En ce qui concerne les toilettes, les réhausseurs de WC sont très indiqués du fait qu’ils empêchent une trop importante flexion de la hanche et ainsi la sollicitation de la prothèse.
  • Sexualité et activité sportive
En ce qui concerne la sexualité, les rapports sont bien évidemment possibles pendant la convalescence au même titre que le sport. Toutefois, si les positions qui sollicitent un peu trop la hanche sont vivement déconseillées, celles qui ne demandent pas de contorsions et qui se résument à une attitude passive seront en revanche recommandées.

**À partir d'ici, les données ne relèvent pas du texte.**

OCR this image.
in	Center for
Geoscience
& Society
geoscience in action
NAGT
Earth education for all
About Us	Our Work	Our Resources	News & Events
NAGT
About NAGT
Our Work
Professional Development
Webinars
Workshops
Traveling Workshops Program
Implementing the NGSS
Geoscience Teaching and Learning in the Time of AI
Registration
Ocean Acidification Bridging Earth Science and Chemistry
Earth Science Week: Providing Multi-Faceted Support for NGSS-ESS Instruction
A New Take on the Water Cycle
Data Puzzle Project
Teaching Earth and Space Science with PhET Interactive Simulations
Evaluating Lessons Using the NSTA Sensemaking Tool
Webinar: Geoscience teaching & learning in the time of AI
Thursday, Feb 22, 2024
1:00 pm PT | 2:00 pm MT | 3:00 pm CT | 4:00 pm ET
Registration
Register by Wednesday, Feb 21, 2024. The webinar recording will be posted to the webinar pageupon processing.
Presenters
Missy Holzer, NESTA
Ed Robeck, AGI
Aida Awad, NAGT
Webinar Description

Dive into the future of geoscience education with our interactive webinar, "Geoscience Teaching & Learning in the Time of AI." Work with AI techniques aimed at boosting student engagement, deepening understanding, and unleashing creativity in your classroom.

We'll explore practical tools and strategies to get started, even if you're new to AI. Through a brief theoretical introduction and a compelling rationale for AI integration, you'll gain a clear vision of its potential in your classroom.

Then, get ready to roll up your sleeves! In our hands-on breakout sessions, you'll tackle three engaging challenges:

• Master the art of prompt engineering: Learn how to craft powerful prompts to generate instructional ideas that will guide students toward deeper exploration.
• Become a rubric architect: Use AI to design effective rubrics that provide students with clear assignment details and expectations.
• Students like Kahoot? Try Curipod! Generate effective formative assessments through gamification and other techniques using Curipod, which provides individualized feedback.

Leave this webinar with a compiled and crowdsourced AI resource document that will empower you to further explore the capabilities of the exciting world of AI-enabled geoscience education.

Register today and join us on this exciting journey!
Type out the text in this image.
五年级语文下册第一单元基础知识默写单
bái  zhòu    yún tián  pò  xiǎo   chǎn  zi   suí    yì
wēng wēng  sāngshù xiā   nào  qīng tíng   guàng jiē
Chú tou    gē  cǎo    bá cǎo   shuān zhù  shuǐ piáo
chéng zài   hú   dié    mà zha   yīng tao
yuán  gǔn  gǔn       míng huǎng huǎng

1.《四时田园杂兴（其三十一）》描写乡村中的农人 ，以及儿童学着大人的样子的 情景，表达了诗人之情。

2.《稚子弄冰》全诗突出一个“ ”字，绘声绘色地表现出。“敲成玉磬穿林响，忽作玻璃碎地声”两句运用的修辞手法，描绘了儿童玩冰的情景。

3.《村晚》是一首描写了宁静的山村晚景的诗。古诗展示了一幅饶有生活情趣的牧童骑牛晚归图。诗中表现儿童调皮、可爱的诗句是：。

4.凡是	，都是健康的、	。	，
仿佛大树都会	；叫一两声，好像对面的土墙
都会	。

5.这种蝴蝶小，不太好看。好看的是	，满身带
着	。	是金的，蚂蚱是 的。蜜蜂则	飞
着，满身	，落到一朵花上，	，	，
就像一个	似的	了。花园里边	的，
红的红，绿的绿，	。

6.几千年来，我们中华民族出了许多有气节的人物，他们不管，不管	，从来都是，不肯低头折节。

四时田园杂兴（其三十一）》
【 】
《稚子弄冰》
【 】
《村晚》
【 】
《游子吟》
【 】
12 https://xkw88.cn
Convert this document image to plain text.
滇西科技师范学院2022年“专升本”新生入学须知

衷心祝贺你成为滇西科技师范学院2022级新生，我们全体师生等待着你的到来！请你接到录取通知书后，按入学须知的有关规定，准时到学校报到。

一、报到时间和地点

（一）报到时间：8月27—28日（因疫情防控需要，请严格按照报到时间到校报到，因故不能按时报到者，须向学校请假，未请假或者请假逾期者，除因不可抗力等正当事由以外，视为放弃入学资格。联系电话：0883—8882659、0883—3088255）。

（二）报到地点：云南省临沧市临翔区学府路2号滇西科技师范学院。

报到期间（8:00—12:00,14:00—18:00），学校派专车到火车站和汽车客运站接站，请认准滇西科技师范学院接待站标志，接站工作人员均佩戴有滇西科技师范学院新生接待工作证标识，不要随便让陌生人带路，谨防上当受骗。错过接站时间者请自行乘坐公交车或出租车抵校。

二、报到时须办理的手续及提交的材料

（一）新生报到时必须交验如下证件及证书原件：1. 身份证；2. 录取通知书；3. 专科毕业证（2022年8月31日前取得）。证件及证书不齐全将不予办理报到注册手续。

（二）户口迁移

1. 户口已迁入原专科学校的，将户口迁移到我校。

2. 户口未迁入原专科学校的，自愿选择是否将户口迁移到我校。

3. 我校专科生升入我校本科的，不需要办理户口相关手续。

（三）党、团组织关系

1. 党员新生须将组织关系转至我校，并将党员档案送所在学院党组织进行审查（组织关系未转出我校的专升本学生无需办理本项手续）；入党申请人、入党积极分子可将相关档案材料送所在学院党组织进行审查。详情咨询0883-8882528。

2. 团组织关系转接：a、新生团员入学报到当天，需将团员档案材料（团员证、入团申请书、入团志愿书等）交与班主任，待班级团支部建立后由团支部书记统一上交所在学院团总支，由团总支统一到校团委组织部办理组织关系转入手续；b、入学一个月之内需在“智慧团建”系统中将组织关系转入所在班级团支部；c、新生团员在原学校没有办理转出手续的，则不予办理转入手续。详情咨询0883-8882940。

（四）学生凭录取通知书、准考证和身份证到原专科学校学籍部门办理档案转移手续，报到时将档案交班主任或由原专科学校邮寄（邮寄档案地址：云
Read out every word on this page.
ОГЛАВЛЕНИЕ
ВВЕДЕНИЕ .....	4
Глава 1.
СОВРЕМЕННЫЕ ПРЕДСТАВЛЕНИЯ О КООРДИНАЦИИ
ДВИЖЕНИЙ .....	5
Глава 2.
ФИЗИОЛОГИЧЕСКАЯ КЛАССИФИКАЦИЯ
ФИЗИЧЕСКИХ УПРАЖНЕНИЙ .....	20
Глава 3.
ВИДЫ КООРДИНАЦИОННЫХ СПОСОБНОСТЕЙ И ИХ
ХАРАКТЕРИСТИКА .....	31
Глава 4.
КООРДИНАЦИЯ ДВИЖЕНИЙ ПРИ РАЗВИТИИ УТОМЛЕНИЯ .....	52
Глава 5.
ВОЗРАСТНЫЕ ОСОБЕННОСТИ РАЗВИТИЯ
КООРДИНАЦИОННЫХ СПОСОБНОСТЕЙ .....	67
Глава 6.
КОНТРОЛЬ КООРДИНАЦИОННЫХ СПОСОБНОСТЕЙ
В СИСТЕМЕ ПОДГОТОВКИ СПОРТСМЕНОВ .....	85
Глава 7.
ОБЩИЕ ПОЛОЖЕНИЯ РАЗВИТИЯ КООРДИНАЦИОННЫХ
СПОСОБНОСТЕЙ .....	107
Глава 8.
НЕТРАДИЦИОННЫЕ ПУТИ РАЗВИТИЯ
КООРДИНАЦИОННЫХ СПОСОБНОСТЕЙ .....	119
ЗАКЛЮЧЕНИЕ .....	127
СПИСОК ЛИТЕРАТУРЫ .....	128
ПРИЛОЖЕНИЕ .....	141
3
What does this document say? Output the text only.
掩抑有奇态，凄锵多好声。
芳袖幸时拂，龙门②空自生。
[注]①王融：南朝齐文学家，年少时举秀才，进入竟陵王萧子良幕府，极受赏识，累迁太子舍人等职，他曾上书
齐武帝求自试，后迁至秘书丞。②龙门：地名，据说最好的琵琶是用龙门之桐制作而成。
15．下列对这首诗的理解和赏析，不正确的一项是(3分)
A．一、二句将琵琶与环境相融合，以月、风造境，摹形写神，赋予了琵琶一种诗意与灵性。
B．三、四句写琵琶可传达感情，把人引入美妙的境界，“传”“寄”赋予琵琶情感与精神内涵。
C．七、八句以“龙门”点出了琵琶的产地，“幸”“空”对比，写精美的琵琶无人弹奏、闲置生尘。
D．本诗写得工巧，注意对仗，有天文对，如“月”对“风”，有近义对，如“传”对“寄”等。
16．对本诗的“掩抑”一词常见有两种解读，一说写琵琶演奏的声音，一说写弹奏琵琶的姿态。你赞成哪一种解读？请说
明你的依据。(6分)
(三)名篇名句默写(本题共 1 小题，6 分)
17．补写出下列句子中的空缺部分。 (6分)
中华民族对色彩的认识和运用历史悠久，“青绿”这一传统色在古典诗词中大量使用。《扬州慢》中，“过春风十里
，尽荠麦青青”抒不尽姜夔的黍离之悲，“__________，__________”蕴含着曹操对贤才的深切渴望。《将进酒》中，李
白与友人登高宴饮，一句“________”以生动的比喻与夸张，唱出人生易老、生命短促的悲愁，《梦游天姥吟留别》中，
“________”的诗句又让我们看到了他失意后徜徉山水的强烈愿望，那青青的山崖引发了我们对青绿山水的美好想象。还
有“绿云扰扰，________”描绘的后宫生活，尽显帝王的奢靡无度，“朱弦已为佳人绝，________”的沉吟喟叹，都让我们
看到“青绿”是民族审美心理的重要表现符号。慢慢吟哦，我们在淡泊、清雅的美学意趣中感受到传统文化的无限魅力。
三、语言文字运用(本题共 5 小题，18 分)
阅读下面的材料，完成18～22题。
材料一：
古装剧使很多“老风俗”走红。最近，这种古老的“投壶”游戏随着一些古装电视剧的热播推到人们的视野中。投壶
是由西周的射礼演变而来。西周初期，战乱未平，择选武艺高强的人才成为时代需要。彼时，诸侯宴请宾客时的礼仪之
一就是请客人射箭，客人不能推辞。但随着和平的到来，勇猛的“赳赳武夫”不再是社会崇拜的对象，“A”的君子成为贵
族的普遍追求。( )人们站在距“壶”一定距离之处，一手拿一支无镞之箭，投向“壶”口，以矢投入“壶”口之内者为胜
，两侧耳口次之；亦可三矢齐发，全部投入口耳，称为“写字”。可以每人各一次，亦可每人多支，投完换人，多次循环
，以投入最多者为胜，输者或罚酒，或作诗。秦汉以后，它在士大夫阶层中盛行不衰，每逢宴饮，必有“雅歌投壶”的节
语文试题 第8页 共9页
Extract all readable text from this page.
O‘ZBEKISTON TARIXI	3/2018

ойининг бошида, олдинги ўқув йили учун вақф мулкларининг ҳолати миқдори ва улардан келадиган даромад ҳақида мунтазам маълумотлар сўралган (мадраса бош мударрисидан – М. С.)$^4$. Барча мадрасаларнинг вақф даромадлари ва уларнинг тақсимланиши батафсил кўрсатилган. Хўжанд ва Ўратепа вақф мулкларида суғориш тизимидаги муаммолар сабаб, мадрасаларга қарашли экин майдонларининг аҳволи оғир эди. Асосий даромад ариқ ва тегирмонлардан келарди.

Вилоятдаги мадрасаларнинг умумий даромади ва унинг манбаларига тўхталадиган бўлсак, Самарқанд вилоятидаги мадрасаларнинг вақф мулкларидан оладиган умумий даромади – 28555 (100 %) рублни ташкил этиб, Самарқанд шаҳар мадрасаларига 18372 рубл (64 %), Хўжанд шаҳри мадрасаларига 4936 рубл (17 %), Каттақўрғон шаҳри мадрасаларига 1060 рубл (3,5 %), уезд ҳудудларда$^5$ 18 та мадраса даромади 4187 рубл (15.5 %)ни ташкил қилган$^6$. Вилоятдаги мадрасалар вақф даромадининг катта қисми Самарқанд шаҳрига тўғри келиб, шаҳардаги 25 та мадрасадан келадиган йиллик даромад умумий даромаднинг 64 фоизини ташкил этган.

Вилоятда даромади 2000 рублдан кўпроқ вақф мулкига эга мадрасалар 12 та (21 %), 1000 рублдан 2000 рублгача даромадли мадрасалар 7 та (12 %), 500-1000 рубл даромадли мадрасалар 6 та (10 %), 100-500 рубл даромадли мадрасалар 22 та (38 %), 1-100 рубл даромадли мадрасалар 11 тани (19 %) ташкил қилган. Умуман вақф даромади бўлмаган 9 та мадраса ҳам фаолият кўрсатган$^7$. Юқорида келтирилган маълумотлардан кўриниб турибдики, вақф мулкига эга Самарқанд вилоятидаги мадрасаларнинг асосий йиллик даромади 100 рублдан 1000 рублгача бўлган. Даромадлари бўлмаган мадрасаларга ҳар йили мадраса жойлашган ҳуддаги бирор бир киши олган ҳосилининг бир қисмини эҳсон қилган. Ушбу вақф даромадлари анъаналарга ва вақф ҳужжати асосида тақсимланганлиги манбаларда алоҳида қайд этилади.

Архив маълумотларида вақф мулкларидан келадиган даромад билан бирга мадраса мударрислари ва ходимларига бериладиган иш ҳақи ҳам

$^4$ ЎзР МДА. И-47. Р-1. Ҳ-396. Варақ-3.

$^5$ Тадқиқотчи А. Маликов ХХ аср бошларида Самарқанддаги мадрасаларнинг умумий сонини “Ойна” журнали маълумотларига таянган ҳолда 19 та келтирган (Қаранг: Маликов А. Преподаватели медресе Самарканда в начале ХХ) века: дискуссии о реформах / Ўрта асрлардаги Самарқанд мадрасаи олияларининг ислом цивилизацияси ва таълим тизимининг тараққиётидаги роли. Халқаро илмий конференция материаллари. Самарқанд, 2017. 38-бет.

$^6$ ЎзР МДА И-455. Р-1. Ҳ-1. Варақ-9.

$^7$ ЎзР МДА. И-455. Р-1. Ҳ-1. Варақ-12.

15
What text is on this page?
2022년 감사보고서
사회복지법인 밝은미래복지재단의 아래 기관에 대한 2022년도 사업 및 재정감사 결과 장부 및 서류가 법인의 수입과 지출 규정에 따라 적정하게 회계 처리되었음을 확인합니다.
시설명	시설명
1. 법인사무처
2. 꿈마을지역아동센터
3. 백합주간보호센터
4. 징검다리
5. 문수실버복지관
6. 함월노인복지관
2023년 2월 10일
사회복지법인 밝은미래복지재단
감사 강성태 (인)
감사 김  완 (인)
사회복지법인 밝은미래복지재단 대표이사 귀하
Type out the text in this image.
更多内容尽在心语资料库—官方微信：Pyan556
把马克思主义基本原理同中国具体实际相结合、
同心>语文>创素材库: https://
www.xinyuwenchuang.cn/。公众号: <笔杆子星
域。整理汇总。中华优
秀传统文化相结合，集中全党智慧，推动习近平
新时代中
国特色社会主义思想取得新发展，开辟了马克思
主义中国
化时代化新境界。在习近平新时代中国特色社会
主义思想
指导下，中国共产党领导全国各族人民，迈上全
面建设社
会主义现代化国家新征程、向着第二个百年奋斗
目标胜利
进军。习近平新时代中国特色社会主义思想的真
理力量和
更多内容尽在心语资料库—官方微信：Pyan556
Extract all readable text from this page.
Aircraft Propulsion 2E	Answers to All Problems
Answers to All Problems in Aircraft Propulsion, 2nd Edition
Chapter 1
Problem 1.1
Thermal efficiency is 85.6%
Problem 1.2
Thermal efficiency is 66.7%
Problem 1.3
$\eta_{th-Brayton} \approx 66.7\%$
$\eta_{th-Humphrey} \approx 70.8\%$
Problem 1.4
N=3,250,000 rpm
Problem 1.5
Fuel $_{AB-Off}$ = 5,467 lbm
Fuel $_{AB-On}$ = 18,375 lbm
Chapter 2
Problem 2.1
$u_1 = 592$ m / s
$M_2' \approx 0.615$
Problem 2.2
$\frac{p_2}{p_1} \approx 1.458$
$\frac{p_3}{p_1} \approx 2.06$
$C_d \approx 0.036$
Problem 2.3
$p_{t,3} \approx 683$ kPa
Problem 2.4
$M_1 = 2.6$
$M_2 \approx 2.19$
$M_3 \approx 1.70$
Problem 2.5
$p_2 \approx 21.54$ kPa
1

De la même manière, les sports d’athlétisme et ceux qui sollicitent les membres inférieurs comme le football ou le basket-ball sont à proscrire, au contraire de la natation qui est fortement conseillée.



Très courante, la pose chirurgicale d’une prothèse de hanche demeure le seul remède véritable contre la perte d’autonomie et les douleurs liées à une arthrose ou une fracture du col du fémur, en particulier si le patient est encore actif et relativement jeune. Cette opération implique cependant une longue convalescence et ne garantit pas une pérennité totale de la prothèse, surtout avec l’âge avançant. De plus, son succès est conditionné par la condition physique du patient, sa morphologie et son hygiène de vie, qu’elle soit alimentaire ou comportementale. Les progrès de la science et l’arrivée des nouvelles technologies sèment ici est là les germes de nombreux espoirs tout autant chez les victimes que chez les spécialistes. En effet, depuis quelques années et le développement des imprimantes 3D, notamment, il est possible de réaliser des prothèses personnalisées à partir des données anatomiques du patients récupérées lors d’IRM ou de scanner. Par ailleurs, les avancées de la thérapie génique ont permis aux chercheurs d’expérimenter la culture de cartilage à partir de cellules souches sous cutanées qui permettraient ainsi de reproduire l’articulation originelle dans sa totalité et ainsi limiter les frottements, sources de douleurs. Toutefois, toutes ces recherches demeurent spéculatives et méritent encore quelques années de maturation.